Spring 2011

Food, type, art director and client

Les Mason art-directed The Epicurean, Australia’s first food and wine magazine, as an expressive gallery for adventurous graphic design.

When Les Mason passed away in Istanbul in October 2009, aged 85, he was attending an AGI Conference, his fervour for design and thirst for knowledge undiminished. An imposing individual both intellectually and physically, the American-born Mason is widely regarded as Australian graphic design’s most significant figure. Feared and admired by colleagues and clients alike for his candour and unbending approach, Mason cut a swathe through an industry inhibited by British manners when he arrived in Melbourne from California at the start of the 1960s.

After a brief period with ad agency USP Benson, he set up Les Mason Graphic Design in 1962. The studio flourished and he quickly acquired high-profile clients and a stream of award-winning projects, but it was his long stint as art director of Epicurean, Australia’s first food and wine magazine, that many regard as his defining work.
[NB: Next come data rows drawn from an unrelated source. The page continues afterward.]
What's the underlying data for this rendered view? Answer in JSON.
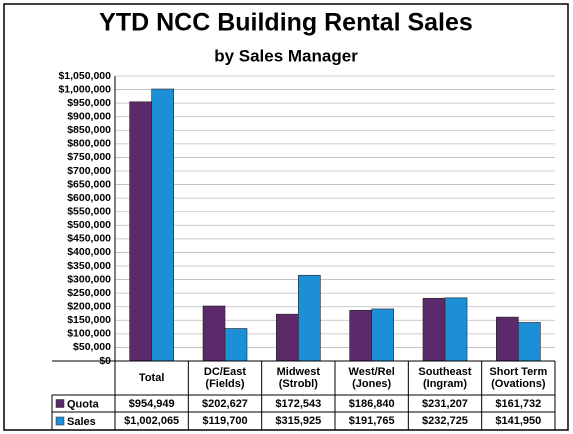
{
  "chart_data": {
    "type": "bar",
    "title": "YTD NCC Building Rental Sales",
    "subtitle": "by Sales Manager",
    "categories": [
      "Total",
      "DC/East\n(Fields)",
      "Midwest\n(Strobl)",
      "West/Rel\n(Jones)",
      "Southeast\n(Ingram)",
      "Short Term\n(Ovations)"
    ],
    "series": [
      {
        "name": "Quota",
        "color": "#5c2a6a",
        "values": [
          954949,
          202627,
          172543,
          186840,
          231207,
          161732
        ],
        "value_labels": [
          "$954,949",
          "$202,627",
          "$172,543",
          "$186,840",
          "$231,207",
          "$161,732"
        ]
      },
      {
        "name": "Sales",
        "color": "#1d8fd6",
        "values": [
          1002065,
          119700,
          315925,
          191765,
          232725,
          141950
        ],
        "value_labels": [
          "$1,002,065",
          "$119,700",
          "$315,925",
          "$191,765",
          "$232,725",
          "$141,950"
        ]
      }
    ],
    "ylim": [
      0,
      1050000
    ],
    "yticks": [
      {
        "value": 0,
        "label": "$0"
      },
      {
        "value": 50000,
        "label": "$50,000"
      },
      {
        "value": 100000,
        "label": "$100,000"
      },
      {
        "value": 150000,
        "label": "$150,000"
      },
      {
        "value": 200000,
        "label": "$200,000"
      },
      {
        "value": 250000,
        "label": "$250,000"
      },
      {
        "value": 300000,
        "label": "$300,000"
      },
      {
        "value": 350000,
        "label": "$350,000"
      },
      {
        "value": 400000,
        "label": "$400,000"
      },
      {
        "value": 450000,
        "label": "$450,000"
      },
      {
        "value": 500000,
        "label": "$500,000"
      },
      {
        "value": 550000,
        "label": "$550,000"
      },
      {
        "value": 600000,
        "label": "$600,000"
      },
      {
        "value": 650000,
        "label": "$650,000"
      },
      {
        "value": 700000,
        "label": "$700,000"
      },
      {
        "value": 750000,
        "label": "$750,000"
      },
      {
        "value": 800000,
        "label": "$800,000"
      },
      {
        "value": 850000,
        "label": "$850,000"
      },
      {
        "value": 900000,
        "label": "$900,000"
      },
      {
        "value": 950000,
        "label": "$950,000"
      },
      {
        "value": 1000000,
        "label": "$1,000,000"
      },
      {
        "value": 1050000,
        "label": "$1,050,000"
      }
    ],
    "grid": true
  }
}
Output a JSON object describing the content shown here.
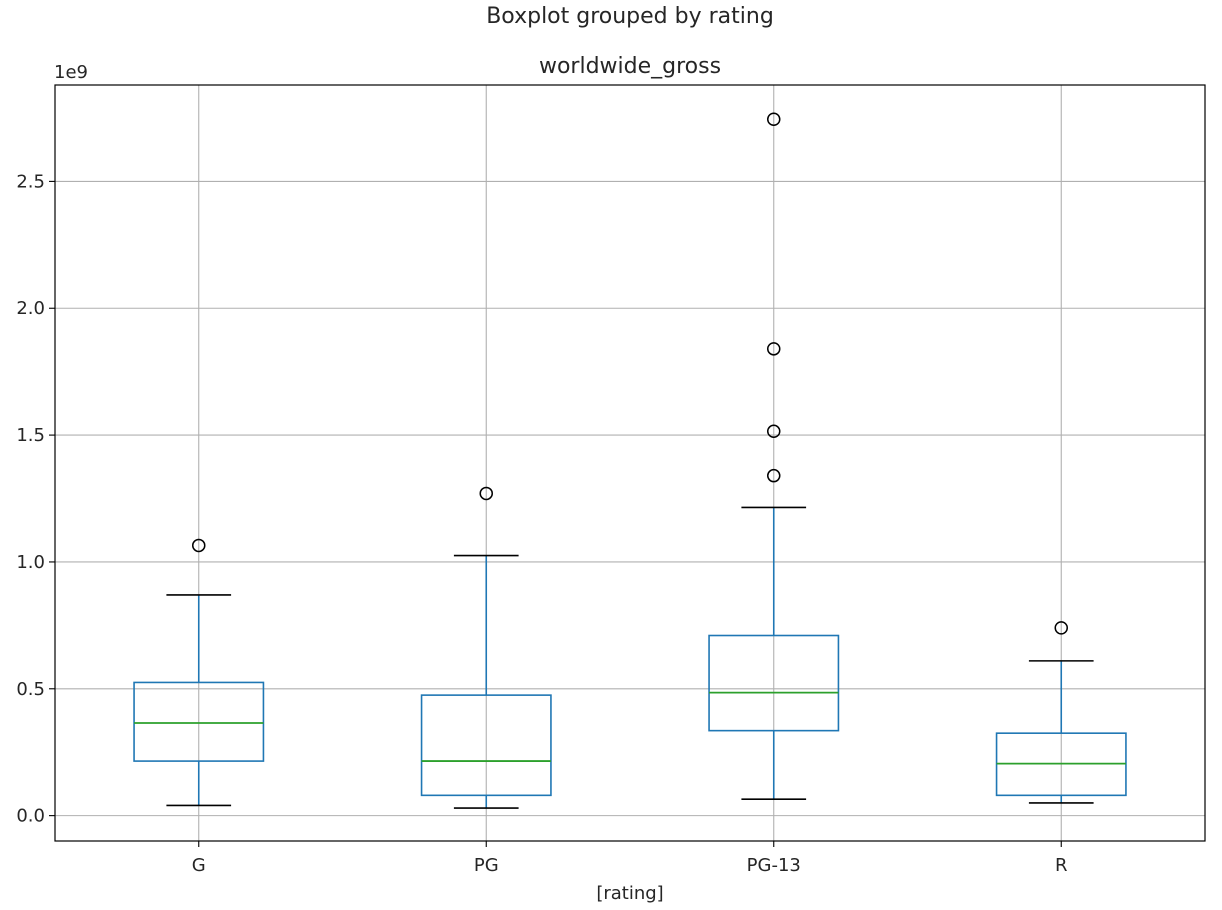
{
  "chart_data": {
    "type": "boxplot",
    "suptitle": "Boxplot grouped by rating",
    "title": "worldwide_gross",
    "xlabel": "[rating]",
    "ylabel": "",
    "y_offset_label": "1e9",
    "ylim": [
      -0.1,
      2.88
    ],
    "yticks": [
      0.0,
      0.5,
      1.0,
      1.5,
      2.0,
      2.5
    ],
    "ytick_labels": [
      "0.0",
      "0.5",
      "1.0",
      "1.5",
      "2.0",
      "2.5"
    ],
    "grid": true,
    "categories": [
      "G",
      "PG",
      "PG-13",
      "R"
    ],
    "boxes": [
      {
        "name": "G",
        "whislo": 0.04,
        "q1": 0.215,
        "med": 0.365,
        "q3": 0.525,
        "whishi": 0.87,
        "fliers": [
          1.065
        ]
      },
      {
        "name": "PG",
        "whislo": 0.03,
        "q1": 0.08,
        "med": 0.215,
        "q3": 0.475,
        "whishi": 1.025,
        "fliers": [
          1.27
        ]
      },
      {
        "name": "PG-13",
        "whislo": 0.065,
        "q1": 0.335,
        "med": 0.485,
        "q3": 0.71,
        "whishi": 1.215,
        "fliers": [
          1.34,
          1.515,
          1.84,
          2.745
        ]
      },
      {
        "name": "R",
        "whislo": 0.05,
        "q1": 0.08,
        "med": 0.205,
        "q3": 0.325,
        "whishi": 0.61,
        "fliers": [
          0.74
        ]
      }
    ],
    "colors": {
      "box": "#1f77b4",
      "median": "#2ca02c",
      "cap": "#000000",
      "grid": "#b0b0b0",
      "axes": "#000000",
      "flier_edge": "#000000"
    }
  }
}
Under the guidance of its editor and founder Alan Holdsworth, Epicurean played a significant evolutionary role in shaping what is now widely recognised as a vibrant and coherent Australian food and wine culture. Holdsworth’s adroit stewardship fostered some of the country’s finest culinary writers but his appointment of Mason as the magazine’s inaugural art director proved a most prescient decision. Over a thirteen-year period, Mason and his collaborators designed 77 issues of Epicurean. Each was imbued with a spirit of invention and uninhibited joie de vivre, an astonishing achievement given the length of time, sameness of subject matter and lack of funds. It is also worth remembering that this was the time of the drawing board, of bromides and paste-up, not the hard drive.

The low budget lead to a prolific use of materials and found objects; Mason treated each Epicurean cover as a 215mm × 275mm canvas on which his own artistic interests and influences found form. His extensive knowledge of art covered such sources as Dada, Arte Povera, geometric abstraction, Colour Field painting, Pop art and Op art. The impact of these passions is conspicuous in the multitude of original artworks Mason created for the magazine, rendered in full-colour covers and largely monotone editorial pages.
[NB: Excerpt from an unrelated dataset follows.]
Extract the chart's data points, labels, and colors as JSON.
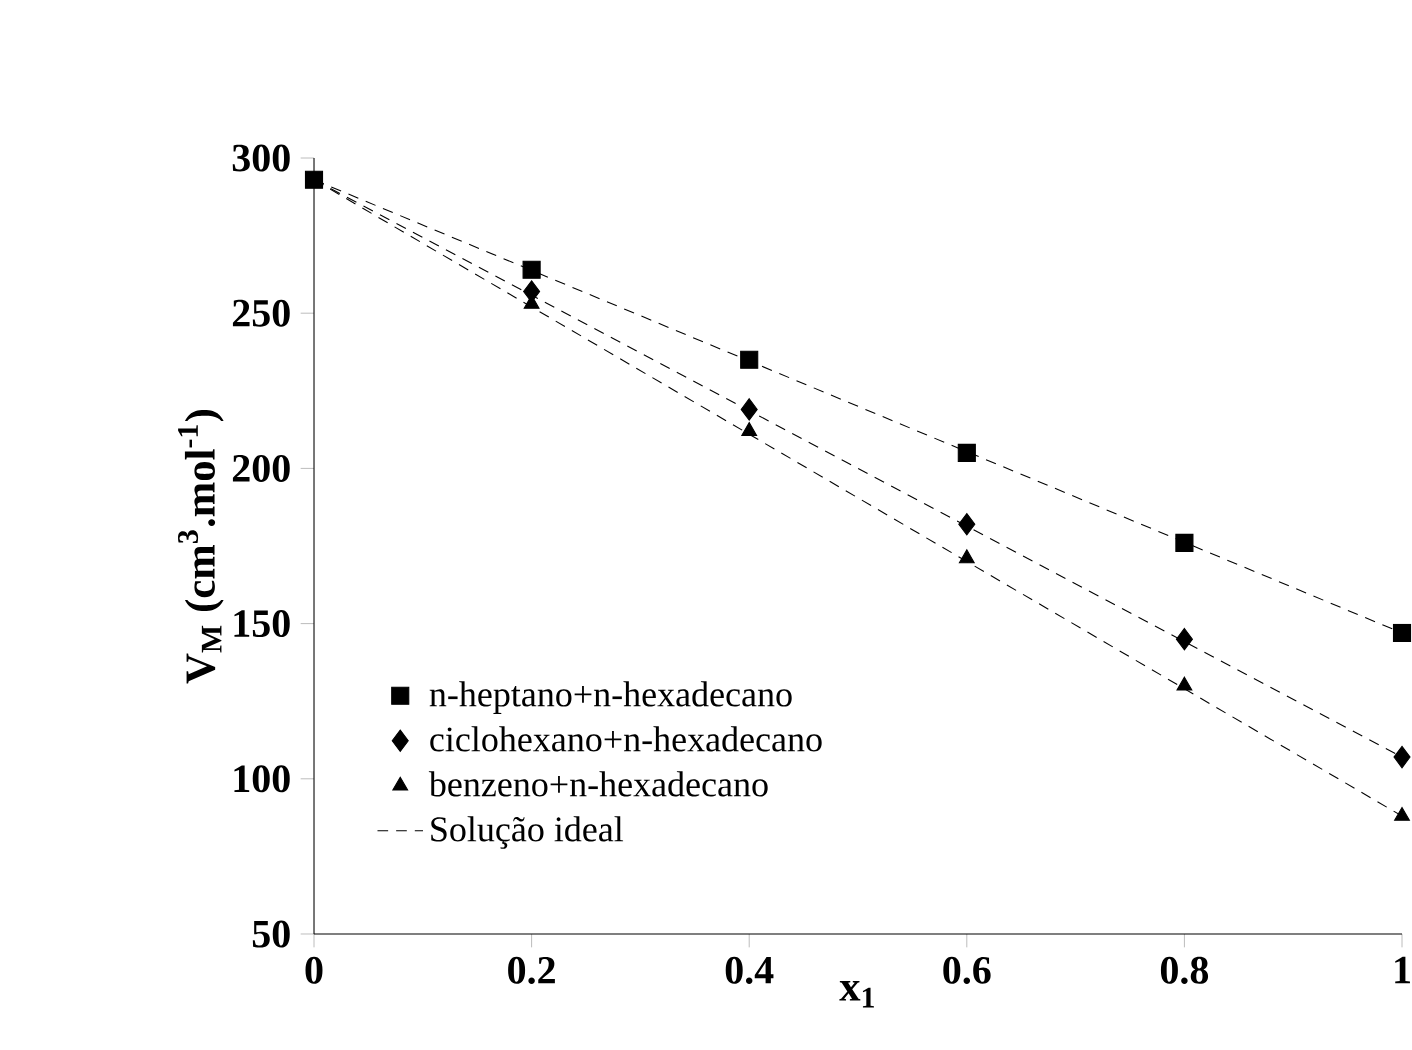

Typographically, Epicurean’s masthead was in a constant state of flux, deploying all manner of exotic display faces, in sharp contrast to the conventions of magazine title design, where consistency is paramount. After a day dealing with galleys of Helvetica for corporate clients such as Philip Morris, Epicurean’s eccentric challenges must have been a welcome diversion.

The internal pages of the magazine seem positively sedate in comparison to the cover’s fireworks, with a conventional grid and consistent use of Times for body copy from issue 7 onwards. Such pragmatism probably reflects the realities of delivering a bi-monthly magazine to tight deadlines. The contents spread, however, was also given special attention. Though the covers and internal pages were rarely linked by a unified identity, they shared a common spirit.

Mason was an enthusiastic and talented photographer, and his office incorporated a photography studio at a time when the lines between professions were clearly drawn, another example of his shape-shifting unorthodoxy. His talented and versatile staff would be called upon to assist in any manner of unexpected ways, from the conventional (photography and illustration) to the surreal (animal wrangling). Their endeavour gained an international reputation, with features in international design journals such as IDEA, Graphis and Gebrauchsgraphik.

The role of Holdsworth as facilitator for Mason’s experiments cannot be understated. Writing of the moment they met (in Ken Cato’s book, First Choice, 1989), Mason hints at the chemistry that was a key element in their successful partnership: ‘It is rare in a designer’s life to feel as if he is making some sort of contribution to society or his own life.

‘I was very fortunate in 1966 to have a man come into my studio who was to become my client and my friend. He was going to start a small wine and food magazine; no money and especially no money for me. I was thrilled. We worked together and drank wine together for the next eleven years until his death.’

A groundbreaking exhibition of paintings from Epicurean was held at Melbourne’s Realities Gallery in 1974. By placing the ephemeral and marginalised world of magazine graphics within the context of the art gallery, Mason again blurred the lines between art and design. Holdsworth died in 1977 and, though the magazine continued in circulation until the early 1980s, Mason designed his final Epicurean in 1979. In the wake of Mason’s recent death, and given the lack of published information about him, the few remaining copies of Epicurean have become valuable artefacts – vital evidence of a remarkable body of work by a charismatic giant of Australian graphic design.